The politics of soccer
The chronology of state violence and the chronology of soccer usually unfold independently, but at times they intersect. When they do, that intersection reveals soccer’s symbolic power, which manifests itself in diverse — and sometimes contradictory — ways.
In 2024, an Israeli airstrike killed Hani al-Masdar, an assistant coach of the Palestinian men’s Olympic national football team, earning an outpouring of international mourning. Both al-Wahidi and al-Masdar were humanized because of their publicly visible connection to soccer. Unlike most Palestinian victims, they had their names and faces shared broadly in Western media, and their deaths briefly resonated far beyond Gaza.
But they’re among more than 900 Palestinian athletes and coaches killed by Israel since October, 2023. The fact that most of us have only heard two of their names, at most, is a tragedy.
Israel has long turned to soccer as a public relations instrument, a way to divert international attention from the long-term process of Palestinian dispossession.
As one senior Israeli minister said after inviting the Argentine team, with star Lionel Messi, to play in Israel in 2018: “When we fight over moving embassies to Jerusalem, there is no question. One of the most popular players in the world, who has billions of followers—surely, it is the right thing to see him playing in Jerusalem. What better public relations tool do we have?” (The match was eventually cancelled, after pushback from pro-Palestinian parties.)
FIFA has occasionally lent credibility to these efforts. Despite the fact that official United Nations bodies have described Israel’s actions in Gaza as genocide, and that Israeli and international human rights organizations have documented systematic abuses against Palestinians, FIFA has declined to apply the same standard to Israel as it has to other countries, like Russia, which it suspended in 2022 following the full-scale invasion of Ukraine.

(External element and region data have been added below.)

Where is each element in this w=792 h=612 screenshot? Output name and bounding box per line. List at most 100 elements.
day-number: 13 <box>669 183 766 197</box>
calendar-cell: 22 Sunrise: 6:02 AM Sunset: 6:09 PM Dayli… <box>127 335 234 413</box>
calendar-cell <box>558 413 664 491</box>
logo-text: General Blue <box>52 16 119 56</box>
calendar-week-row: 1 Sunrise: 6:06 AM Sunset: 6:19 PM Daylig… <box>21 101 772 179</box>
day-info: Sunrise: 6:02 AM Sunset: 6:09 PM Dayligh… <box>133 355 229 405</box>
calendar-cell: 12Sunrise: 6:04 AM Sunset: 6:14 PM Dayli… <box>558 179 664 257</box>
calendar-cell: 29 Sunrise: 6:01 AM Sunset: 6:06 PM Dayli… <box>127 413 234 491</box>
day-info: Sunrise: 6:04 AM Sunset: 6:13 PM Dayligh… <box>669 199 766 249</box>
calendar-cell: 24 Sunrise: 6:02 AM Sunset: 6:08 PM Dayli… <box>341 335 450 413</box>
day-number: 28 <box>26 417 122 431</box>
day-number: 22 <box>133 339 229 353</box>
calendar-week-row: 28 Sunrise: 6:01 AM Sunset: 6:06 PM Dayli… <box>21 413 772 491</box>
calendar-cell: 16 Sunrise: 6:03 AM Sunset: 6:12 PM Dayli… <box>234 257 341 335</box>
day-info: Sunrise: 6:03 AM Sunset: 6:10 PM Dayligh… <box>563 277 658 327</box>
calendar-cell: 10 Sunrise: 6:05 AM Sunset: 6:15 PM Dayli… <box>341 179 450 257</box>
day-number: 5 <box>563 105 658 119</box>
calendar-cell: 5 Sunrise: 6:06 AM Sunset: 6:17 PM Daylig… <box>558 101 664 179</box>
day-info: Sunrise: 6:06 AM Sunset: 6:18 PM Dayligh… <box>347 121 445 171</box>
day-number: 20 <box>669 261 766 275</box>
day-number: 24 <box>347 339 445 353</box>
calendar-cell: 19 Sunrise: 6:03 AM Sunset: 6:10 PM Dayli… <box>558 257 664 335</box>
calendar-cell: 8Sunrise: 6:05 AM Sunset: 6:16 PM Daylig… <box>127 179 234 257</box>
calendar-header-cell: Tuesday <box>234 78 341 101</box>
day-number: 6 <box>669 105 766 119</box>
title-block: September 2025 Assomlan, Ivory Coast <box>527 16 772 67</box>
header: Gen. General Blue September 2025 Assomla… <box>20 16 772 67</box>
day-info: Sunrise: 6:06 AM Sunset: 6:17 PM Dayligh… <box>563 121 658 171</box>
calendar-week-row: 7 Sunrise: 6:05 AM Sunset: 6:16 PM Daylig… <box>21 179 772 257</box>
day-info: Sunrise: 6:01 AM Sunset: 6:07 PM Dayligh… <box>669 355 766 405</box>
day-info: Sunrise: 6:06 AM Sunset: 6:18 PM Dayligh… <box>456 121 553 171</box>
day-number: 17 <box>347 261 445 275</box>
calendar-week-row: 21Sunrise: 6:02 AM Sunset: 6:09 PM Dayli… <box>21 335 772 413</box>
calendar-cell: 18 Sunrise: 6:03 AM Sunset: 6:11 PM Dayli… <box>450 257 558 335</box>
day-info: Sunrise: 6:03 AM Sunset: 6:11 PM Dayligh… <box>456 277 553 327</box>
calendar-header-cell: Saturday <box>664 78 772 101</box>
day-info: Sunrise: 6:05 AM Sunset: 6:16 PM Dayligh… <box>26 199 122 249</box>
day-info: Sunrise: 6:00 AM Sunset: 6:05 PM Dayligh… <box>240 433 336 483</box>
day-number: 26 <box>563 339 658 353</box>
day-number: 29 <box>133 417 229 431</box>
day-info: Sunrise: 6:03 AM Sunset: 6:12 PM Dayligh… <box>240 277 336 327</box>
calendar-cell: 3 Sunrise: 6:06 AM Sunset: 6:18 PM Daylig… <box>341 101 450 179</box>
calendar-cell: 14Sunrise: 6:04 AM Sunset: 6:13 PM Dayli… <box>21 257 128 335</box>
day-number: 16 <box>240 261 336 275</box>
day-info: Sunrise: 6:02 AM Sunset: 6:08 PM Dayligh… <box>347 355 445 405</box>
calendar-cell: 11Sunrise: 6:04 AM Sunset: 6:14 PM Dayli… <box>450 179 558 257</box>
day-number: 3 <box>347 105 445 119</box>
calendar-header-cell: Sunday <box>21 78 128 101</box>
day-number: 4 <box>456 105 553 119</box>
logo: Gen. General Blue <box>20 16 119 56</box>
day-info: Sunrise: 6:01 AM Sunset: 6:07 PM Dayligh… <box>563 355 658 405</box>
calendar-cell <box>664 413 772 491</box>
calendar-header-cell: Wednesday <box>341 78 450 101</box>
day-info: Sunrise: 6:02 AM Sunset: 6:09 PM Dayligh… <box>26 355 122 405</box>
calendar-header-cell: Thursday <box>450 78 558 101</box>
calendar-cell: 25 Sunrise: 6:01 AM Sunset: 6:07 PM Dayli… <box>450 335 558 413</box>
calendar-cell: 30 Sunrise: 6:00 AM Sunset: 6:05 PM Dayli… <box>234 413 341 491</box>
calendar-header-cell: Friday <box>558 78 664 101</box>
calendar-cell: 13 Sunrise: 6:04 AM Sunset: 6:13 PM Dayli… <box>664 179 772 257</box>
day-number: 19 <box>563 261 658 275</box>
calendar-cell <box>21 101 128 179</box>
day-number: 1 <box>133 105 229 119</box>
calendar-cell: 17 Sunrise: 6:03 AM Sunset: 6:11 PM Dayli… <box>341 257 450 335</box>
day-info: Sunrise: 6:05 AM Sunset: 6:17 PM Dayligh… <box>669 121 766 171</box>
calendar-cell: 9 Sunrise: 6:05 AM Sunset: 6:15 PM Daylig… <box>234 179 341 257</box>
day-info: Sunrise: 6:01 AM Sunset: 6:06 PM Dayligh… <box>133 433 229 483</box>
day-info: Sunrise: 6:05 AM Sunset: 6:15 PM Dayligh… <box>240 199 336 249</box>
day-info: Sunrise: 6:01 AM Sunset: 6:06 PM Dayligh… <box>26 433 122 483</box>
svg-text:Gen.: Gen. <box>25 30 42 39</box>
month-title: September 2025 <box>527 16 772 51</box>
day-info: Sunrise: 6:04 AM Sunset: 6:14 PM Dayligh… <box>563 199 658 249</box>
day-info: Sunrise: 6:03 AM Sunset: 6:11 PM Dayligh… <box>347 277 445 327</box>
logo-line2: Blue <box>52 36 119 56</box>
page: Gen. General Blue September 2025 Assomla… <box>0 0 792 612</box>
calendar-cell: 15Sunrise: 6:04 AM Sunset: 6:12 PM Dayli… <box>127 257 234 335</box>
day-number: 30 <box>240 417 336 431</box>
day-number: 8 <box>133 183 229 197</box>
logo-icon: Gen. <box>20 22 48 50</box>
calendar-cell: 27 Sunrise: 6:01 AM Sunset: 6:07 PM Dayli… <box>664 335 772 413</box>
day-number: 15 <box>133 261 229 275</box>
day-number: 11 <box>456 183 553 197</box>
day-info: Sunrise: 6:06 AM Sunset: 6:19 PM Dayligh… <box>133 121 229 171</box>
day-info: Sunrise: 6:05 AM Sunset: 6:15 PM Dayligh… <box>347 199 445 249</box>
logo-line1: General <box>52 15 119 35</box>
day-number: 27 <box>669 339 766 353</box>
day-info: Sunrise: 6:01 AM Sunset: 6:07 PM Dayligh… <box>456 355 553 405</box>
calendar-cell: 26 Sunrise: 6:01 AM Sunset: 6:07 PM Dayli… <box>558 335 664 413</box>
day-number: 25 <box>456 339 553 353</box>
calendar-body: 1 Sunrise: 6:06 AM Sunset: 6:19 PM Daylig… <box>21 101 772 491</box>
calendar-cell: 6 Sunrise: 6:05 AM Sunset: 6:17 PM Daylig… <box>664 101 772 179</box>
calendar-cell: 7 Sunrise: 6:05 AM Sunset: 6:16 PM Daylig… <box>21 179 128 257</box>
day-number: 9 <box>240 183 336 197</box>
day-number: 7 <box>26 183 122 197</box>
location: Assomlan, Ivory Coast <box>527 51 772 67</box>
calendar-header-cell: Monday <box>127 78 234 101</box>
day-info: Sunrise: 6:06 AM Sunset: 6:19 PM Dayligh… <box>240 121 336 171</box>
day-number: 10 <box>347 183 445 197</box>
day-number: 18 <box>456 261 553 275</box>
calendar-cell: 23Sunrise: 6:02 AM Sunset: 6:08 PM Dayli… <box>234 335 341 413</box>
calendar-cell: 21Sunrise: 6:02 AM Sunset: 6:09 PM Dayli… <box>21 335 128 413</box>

In doing so, it has contributed to the normalization of violence against Palestinians.
In an awkward attempt to appease critics, FIFA even proposed that an under-15 match between Israel and Palestine serve as the opening fixture of a new global youth tournament in the United States this September — a proposal that many Palestinians regarded as adding insult to injury.
Palestinian activists, by contrast, have made calls for soccer-related sanctions against Israel an important component of efforts to raise international awareness of the Palestinian struggle for justice. One of their most notable successes came in 2018, when they persuaded Argentina to cancel that planned friendly match against Israel in Jerusalem. Although repeated attempts to suspend Israel from international soccer have so far failed, such efforts are likely to continue.
The possibility of sporting sanctions
Israel has faced few meaningful consequences for these policies, and without sustained international pressure, like in South Africa decades ago. they are unlikely to change. One possible form of such pressure is the imposition of sporting sanctions — a prospect that, for understandable reasons, Israeli officials have worked hard to prevent.
But as long as it doesn’t seriously consider those sanctions, the international sporting community sends the message that there is no meaningful price for the continuous and systematic violation of Palestinian human rights.
Al-Wahidi dedicated himself to bringing the world’s game to Gaza. The symbolic significance of his death should now help bring the world’s attention to Gaza — and to the question of whether Israel should continue to enjoy the privileges of international sport while denying Palestinians their most basic rights.